In that moment I knew exactly what she was upset about. She thought that I lied to her when she asked about our divorce all those years in the past, but the truth was that I wasn't lying at that moment. Since the divorce took place so soon after our conversation she felt as if I had betrayed her. For twenty-five years she had held that anger toward me. I felt awful when I realized what that one sentence had done to her. Even though she accepted my explanation it couldn't undo all the ramifications of how her belief that I lied led to unhappiness in her life. If only I had know what was going on in that little girl's brain so long ago.
In my line of work I constantly hear people recall the exact words that a parent, teacher or important adult said to them in childhood that were like knives turned in a wound. One woman who grew up in New York City asked her dad to meet her at the subway station near their house when she came home after dark, when she was in high school. He told her that no one would steal her, trying to reassure her that they lived in a safe neighborhood. What she heard was, that only things of value get stolen, and she wasn't worth stealing.
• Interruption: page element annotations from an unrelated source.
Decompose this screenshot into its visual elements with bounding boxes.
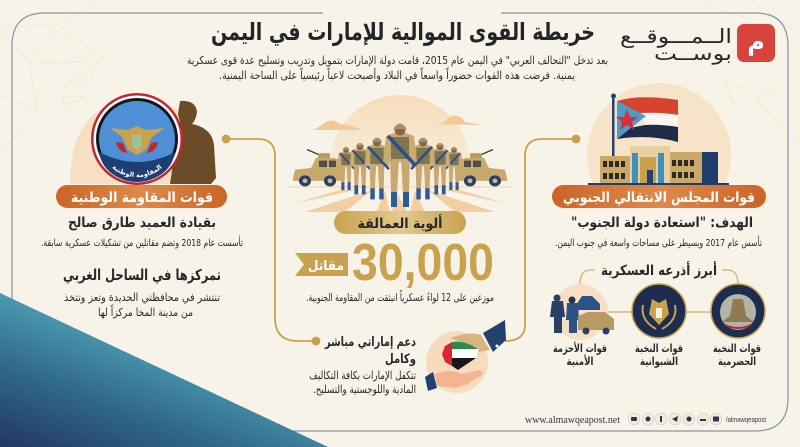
connector lines <box>222 136 580 344</box>
arms labels <box>553 341 761 368</box>
icon: hands with UAE flag <box>425 320 506 393</box>
UAE support text: تتكفل الإمارات بكافة التكاليف <box>309 369 416 382</box>
arms labels: الشبوانية <box>640 355 678 368</box>
emblem badge <box>91 93 183 185</box>
council text <box>555 215 762 249</box>
right illustration: flag and building <box>587 83 731 185</box>
arms labels: قوات النخبة <box>635 342 683 355</box>
logo: بوســت <box>654 43 732 65</box>
ribbon: fighters <box>295 253 348 276</box>
UAE support text: دعم إماراتي مباشر <box>324 335 416 350</box>
pill: national resistance forces <box>56 185 227 208</box>
UAE support text: وكامل <box>385 352 416 367</box>
logo: الــمـــوقــع <box>620 24 732 48</box>
national resistance text: بقيادة العميد طارق صالح <box>68 215 216 231</box>
council text: تأسس عام 2017 ويسيطر على مساحات واسعة في جنوب اليمن. <box>555 235 762 249</box>
UAE support text: المادية واللوجستية والتسليح. <box>313 383 416 396</box>
building <box>588 146 729 185</box>
emblem badge: المقاومة الوطنية <box>112 164 162 178</box>
arms labels: قوات الأحزمة <box>553 341 607 355</box>
intro text: يمنية. فرضت هذه القوات حضوراً واسعاً في البلاد وأصبحت لاعباً رئيسياً على الساحة اليمنية. <box>219 67 575 82</box>
footer handle: /almawqeapost <box>726 417 766 424</box>
logo <box>620 24 775 65</box>
title: خريطة القوى الموالية للإمارات في اليمن <box>211 18 595 46</box>
pill: giants brigades: ألوية العمالقة <box>358 214 442 232</box>
heading: main military arms: أبرز أذرعه العسكرية <box>601 261 717 279</box>
footer social icons <box>628 413 722 425</box>
flag <box>616 97 678 142</box>
footer website: www.almawqeapost.net <box>525 414 620 426</box>
national resistance text <box>41 215 243 319</box>
icon: security belt forces <box>550 284 614 340</box>
commander silhouette <box>170 101 216 184</box>
big number: 30,000 <box>352 234 494 292</box>
center illustration: soldiers and vehicles <box>288 95 512 213</box>
giants caption: موزعين على 12 لواءً عسكرياً انبثقت من المقاومة الجنوبية. <box>306 290 494 304</box>
badge: hadrami elite <box>711 284 765 338</box>
pill: southern transitional council <box>552 185 766 208</box>
arms labels: الحضرمية <box>718 355 756 368</box>
national resistance text: تنتشر في محافظتي الحديدة وتعز وتتخذ <box>64 291 220 304</box>
pill: giants brigades <box>334 211 466 234</box>
intro text: بعد تدخل "التحالف العربي" في اليمن عام 2015، قامت دولة الإمارات بتمويل وتدريب وتسليح عدة قوى عسكرية <box>187 54 608 67</box>
arms labels: قوات النخبة <box>713 342 761 355</box>
national resistance text: من مدينة المخا مركزاً لها <box>98 304 193 319</box>
logo: م <box>747 28 765 56</box>
national resistance text: تمركزها في الساحل الغربي <box>63 266 221 284</box>
council text: الهدف: "استعادة دولة الجنوب" <box>571 215 753 231</box>
left illustration: national resistance emblem <box>70 93 216 185</box>
UAE support text <box>309 335 416 396</box>
ribbon: fighters: مقاتل <box>308 259 344 274</box>
intro text <box>187 54 608 82</box>
badge: shabwani elite <box>632 284 686 338</box>
arms connector <box>580 270 740 312</box>
pill: southern transitional council: قوات المجلس الانتقالي الجنوبي <box>563 190 755 206</box>
arms labels: الأمنية <box>566 354 594 368</box>
pill: national resistance forces: قوات المقاومة الوطنية <box>71 190 213 206</box>
national resistance text: تأسست عام 2018 وتضم مقاتلين من تشكيلات عسكرية سابقة. <box>41 235 243 249</box>
corner triangle <box>0 293 328 447</box>
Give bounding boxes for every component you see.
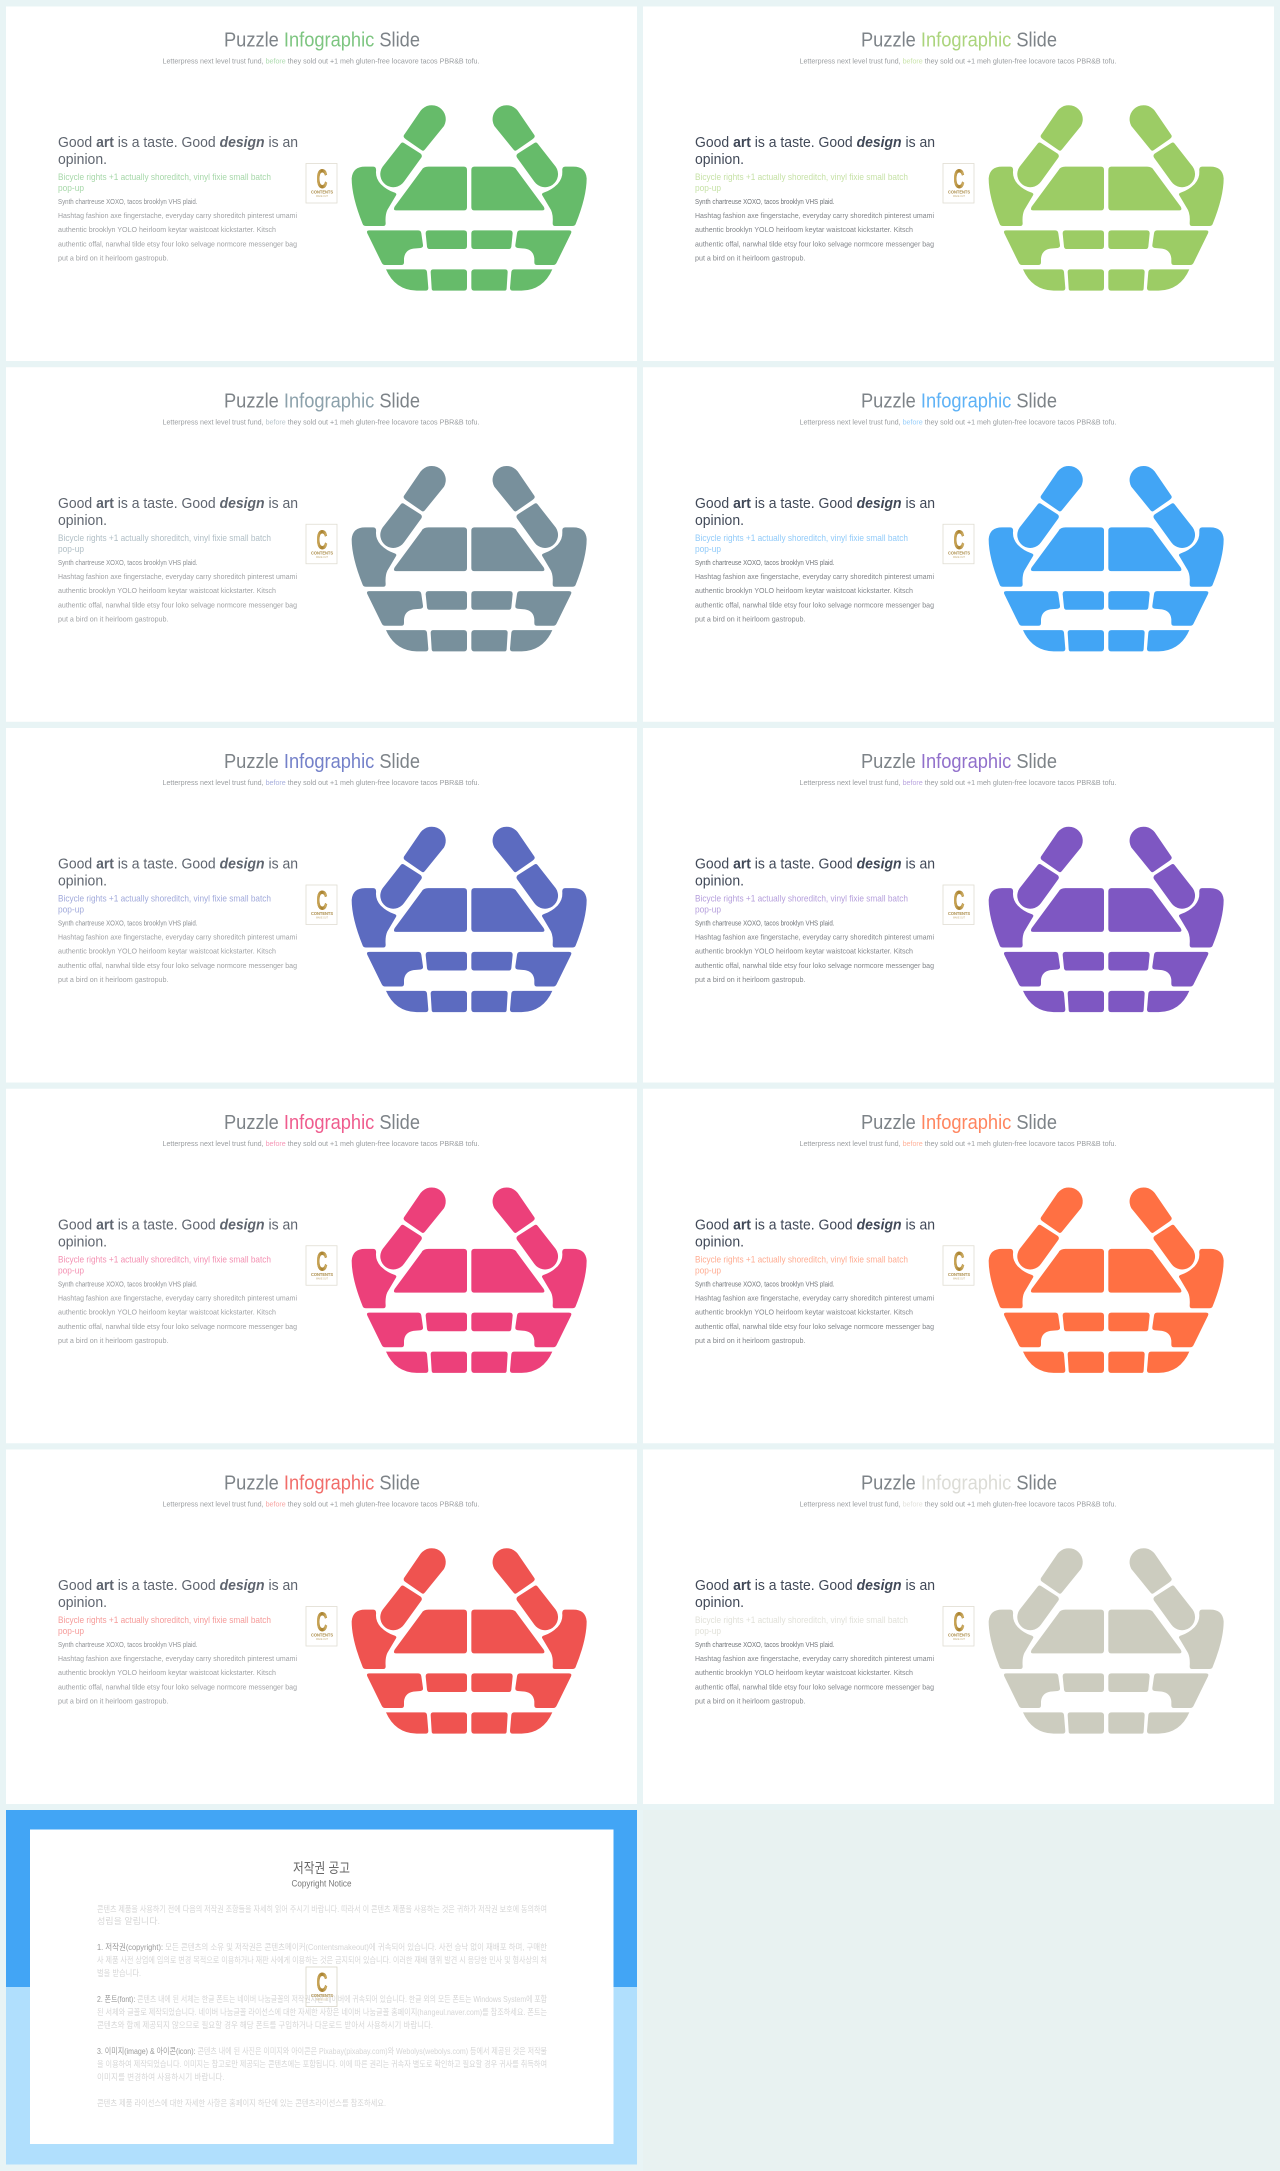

Some people are told they are just like their father. This could be interpreted to mean they are brilliant, handsome, and talented or perhaps they are a loser, alcoholic, or deadbeat. The problem is that the person who spoke those words never checked to find out how they were received. The person who was the recipient believed the negative spin she put on them to be the truth.
Sometimes that child grows up, holding on to the hurt that was done, remembering where the incident took place, and even what he was wearing at that time, but the parent has no clue that it ever took place since it started out as an offhand remark not really meant to harm. However, by that time the adult has so much invested in the grudge he has carried that it is difficult to let go of his version of the truth. How sad! Yet we all do this. Everyone who is reading this has many memories of words that were expressed in passing that have tormented him or her. Now is the time to re-think the occurrence and release the anger, pain and hurt of the past.